Ichthyosaur Fossil Of 180 Million Years Old Revealed Surprising Details About This Jurassic Sea Monster


Researchers found an Ichthyosaur fossil of 180 million years old. The remnants were so well-preserved that they were still presenting parts of the skin and insulating blubber of this ancient, Jurassic sea monster. According to the study’s report issued in the journal Nature, the scientists found out that this Ichthyosaur was a warm-blooded “fish-lizard” and was living like dolphins.

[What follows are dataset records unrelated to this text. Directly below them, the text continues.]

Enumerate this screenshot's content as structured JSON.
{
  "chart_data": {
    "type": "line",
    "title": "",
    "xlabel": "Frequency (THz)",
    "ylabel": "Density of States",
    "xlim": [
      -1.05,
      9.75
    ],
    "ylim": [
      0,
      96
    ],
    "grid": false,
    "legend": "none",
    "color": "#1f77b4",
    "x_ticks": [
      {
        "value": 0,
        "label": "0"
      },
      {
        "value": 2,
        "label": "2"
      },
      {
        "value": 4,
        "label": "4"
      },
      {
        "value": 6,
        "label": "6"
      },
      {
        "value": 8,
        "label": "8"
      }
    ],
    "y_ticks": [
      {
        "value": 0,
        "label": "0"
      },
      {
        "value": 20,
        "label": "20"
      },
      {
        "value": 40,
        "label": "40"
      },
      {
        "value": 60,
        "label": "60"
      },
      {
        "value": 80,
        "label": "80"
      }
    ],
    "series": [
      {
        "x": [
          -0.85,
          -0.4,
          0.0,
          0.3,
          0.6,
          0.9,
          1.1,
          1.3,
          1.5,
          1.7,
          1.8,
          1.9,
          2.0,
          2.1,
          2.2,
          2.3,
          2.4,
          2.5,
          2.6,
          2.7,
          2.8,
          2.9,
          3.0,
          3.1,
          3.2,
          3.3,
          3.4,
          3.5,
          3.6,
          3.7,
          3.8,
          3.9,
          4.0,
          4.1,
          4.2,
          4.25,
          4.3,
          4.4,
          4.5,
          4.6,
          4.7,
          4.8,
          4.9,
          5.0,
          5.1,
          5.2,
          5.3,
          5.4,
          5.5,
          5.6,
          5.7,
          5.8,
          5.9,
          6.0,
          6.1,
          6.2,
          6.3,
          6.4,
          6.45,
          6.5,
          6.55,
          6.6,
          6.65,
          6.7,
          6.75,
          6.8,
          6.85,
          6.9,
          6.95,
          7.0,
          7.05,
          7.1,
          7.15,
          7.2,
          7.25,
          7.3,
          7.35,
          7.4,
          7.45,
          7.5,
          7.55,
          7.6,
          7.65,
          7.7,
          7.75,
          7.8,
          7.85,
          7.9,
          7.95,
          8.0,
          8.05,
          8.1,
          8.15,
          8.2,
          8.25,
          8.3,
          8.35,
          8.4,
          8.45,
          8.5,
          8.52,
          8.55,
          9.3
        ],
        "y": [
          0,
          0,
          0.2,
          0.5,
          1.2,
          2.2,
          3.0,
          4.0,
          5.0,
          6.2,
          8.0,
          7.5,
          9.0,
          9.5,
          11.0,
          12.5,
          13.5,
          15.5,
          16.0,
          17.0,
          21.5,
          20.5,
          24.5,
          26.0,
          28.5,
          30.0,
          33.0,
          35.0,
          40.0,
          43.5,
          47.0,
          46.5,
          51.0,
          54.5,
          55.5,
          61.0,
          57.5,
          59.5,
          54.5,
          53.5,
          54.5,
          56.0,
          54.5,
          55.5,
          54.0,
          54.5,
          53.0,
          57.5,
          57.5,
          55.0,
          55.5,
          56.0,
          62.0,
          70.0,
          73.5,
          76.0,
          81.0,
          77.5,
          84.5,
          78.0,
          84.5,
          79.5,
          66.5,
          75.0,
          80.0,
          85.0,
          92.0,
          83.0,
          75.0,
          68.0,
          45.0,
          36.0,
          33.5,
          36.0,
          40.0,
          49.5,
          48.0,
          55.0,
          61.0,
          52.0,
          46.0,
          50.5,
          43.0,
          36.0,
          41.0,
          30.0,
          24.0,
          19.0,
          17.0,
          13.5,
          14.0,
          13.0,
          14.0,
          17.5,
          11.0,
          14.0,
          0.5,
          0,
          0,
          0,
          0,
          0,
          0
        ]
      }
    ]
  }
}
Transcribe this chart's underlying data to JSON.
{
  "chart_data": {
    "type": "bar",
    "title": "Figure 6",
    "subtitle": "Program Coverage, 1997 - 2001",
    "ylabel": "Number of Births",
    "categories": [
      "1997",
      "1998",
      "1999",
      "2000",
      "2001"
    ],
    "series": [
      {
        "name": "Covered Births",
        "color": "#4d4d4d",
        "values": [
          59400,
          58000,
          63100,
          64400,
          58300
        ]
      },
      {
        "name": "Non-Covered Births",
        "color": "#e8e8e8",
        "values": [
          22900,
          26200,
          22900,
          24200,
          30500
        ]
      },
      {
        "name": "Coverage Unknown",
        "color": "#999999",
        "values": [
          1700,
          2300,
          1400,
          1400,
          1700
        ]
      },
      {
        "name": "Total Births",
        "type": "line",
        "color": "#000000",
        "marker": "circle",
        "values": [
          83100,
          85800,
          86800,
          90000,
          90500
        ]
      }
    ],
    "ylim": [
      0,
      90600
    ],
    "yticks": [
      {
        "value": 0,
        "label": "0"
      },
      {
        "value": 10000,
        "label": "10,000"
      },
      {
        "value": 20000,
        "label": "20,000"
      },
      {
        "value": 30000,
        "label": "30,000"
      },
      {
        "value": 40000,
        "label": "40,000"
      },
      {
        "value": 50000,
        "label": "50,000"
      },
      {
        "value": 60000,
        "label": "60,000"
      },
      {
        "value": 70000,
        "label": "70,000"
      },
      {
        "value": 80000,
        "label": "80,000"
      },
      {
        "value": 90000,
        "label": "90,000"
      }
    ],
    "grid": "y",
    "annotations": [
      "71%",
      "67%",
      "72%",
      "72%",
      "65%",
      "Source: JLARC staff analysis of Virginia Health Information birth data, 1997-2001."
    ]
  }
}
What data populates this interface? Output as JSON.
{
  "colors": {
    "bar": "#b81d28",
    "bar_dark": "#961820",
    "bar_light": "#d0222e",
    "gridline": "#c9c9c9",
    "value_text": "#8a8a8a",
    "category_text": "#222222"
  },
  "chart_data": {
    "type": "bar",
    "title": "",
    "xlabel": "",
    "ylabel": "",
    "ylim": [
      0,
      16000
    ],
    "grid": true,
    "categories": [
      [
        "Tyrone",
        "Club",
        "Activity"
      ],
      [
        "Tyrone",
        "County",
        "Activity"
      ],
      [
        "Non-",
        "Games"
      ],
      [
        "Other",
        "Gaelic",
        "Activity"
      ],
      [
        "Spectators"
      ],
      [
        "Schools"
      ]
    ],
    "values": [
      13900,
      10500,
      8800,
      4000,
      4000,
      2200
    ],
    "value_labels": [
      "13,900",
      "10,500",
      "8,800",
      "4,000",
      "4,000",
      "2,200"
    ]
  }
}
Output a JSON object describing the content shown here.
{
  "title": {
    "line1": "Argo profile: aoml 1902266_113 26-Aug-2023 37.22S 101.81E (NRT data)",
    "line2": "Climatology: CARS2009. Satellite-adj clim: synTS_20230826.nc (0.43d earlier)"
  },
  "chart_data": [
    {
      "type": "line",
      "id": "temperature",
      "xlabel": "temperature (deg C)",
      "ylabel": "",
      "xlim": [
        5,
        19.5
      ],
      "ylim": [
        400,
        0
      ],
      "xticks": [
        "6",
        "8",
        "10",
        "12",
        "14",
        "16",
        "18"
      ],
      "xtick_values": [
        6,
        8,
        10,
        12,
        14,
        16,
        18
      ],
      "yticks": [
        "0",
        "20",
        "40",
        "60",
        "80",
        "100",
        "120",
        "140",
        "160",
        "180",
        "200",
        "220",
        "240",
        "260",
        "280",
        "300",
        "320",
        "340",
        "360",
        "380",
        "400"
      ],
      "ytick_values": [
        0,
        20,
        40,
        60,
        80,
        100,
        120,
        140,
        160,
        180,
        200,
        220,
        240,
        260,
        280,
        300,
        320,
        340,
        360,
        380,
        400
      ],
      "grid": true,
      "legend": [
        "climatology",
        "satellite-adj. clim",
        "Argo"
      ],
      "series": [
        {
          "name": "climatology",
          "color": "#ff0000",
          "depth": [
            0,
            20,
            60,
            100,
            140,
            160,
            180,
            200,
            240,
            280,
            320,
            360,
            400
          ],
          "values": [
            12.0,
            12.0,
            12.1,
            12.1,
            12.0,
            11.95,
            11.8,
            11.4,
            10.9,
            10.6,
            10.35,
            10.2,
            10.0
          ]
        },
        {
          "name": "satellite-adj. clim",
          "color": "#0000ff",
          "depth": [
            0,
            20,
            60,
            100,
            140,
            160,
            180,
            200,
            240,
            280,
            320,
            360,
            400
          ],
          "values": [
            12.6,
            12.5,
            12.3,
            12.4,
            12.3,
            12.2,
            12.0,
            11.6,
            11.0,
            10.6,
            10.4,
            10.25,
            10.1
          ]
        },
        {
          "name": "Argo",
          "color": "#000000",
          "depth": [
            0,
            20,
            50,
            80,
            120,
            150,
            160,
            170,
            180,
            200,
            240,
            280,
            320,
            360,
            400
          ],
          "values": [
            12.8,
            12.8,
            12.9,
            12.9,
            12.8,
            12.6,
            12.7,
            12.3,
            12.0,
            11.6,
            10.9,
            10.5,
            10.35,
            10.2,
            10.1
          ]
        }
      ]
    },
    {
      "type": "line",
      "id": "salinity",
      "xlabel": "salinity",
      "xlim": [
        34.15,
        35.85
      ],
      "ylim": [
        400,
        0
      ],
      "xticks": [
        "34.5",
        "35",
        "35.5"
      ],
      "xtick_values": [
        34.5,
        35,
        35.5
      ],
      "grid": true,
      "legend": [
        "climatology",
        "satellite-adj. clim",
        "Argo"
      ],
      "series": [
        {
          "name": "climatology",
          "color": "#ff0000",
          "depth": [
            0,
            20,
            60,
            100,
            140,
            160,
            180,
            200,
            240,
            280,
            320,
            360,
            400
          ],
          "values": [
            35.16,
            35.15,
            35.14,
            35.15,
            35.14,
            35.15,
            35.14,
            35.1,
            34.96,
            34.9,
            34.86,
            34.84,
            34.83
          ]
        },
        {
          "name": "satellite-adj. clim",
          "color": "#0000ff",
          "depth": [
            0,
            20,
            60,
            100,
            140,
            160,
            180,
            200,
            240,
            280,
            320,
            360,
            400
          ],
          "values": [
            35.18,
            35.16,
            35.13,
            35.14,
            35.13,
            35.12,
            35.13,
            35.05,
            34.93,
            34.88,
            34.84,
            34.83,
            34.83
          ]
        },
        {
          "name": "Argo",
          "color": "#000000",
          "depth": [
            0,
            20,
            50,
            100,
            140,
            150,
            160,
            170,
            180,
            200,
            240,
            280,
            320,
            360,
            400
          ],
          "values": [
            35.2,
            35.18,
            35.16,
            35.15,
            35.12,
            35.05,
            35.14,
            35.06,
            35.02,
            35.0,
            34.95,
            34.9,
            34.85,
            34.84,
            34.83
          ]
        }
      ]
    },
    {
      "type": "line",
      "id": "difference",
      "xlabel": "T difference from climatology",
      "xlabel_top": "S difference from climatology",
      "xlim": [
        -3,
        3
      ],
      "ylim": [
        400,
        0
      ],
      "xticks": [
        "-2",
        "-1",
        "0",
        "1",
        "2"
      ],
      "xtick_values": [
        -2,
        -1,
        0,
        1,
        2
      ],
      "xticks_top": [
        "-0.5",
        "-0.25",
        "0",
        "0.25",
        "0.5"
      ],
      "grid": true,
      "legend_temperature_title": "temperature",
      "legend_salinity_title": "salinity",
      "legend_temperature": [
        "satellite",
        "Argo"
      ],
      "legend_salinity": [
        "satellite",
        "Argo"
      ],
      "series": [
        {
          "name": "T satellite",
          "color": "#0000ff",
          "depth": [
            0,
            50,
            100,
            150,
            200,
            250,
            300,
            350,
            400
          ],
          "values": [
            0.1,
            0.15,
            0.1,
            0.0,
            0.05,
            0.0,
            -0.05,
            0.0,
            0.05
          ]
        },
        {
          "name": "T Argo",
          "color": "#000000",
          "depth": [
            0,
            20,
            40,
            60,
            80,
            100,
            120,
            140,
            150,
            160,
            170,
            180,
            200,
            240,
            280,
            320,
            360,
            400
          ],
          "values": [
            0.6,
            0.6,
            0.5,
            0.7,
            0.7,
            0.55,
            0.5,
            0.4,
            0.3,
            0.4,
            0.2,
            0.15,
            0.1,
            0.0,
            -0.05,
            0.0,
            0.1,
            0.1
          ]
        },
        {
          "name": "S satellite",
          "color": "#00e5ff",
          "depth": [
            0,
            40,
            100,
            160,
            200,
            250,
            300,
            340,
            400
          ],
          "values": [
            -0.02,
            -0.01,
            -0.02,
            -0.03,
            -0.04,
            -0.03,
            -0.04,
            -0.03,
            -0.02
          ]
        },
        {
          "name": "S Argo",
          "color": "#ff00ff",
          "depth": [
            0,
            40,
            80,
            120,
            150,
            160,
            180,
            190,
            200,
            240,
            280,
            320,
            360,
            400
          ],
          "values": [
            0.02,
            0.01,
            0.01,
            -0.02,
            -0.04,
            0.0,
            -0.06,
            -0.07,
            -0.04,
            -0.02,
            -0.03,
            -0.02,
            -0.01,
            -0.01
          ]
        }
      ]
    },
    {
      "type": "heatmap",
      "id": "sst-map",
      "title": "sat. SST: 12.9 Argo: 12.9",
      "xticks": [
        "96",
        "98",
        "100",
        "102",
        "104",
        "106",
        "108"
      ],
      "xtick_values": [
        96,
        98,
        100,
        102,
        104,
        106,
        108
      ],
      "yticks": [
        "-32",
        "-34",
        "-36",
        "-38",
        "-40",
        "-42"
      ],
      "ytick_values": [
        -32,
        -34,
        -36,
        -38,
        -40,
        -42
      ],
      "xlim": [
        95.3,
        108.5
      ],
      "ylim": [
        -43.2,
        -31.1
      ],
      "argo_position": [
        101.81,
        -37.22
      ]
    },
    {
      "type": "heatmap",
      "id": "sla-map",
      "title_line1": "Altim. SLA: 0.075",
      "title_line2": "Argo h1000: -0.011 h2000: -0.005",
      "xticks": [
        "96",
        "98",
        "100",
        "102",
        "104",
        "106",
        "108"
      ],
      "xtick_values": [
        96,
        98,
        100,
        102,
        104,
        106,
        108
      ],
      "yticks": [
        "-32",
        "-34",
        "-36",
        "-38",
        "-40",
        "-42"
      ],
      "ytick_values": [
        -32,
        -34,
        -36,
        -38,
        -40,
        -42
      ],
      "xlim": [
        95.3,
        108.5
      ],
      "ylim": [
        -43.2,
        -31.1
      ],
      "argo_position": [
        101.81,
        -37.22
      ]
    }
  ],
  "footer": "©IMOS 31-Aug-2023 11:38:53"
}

The fact that this Jurassic sea monster, known as Stenopterygius Ichthyosaur, is a warm-blooded sea creature was indicated by the presence of the blubber layer which is also present in modern-day sea creatures and keeps them warm. More interestingly, according to the researchers, this Ichthyosaur shows characteristics of both a sea mammal and a reptile.

“They [Ichthyosaurs] looked kind of similar to dolphins, but the tail fin, it was vertical rather than horizontal. They were reptiles, while “dolphins, they are mammals like you and me. But Ichthyosaurs, they were reptiles,” said Johan Lindgren from the Lund University in Sweden.

Ichthyosaur Fossil Of 180 Million Years Old Revealed This Jurassic Sea Monster Was Warm-Blooded And Similar To Dolphins

“In most aspects, I would say that they were living like dolphins. They were really dark, almost blackish. I would imagine kind of dorsal skin, and some forms were deep divers that could venture down to perhaps several hundred meters and then go up again,” Lindgren added.

The scientists revealed, thanks to the opportunity to study an Ichthyosaur fossil of 180 million years old, that this Jurassic sea monster was warm-blooded and very similar to dolphins as regarding behavior and looks, to some extents, but, in the end, it’s still a reptile. Besides, the scientists think that by studying ancient animals they can estimate how modern-day creatures can adapt to environmental changes.

“We cannot possibly predict the future of our planet without understanding the past. That is where all the data lie. Understanding how animals functioned in their past environments sheds light on how they might adapt to our own changing planet,” said Mary Schweitzer from the North Carolina State University.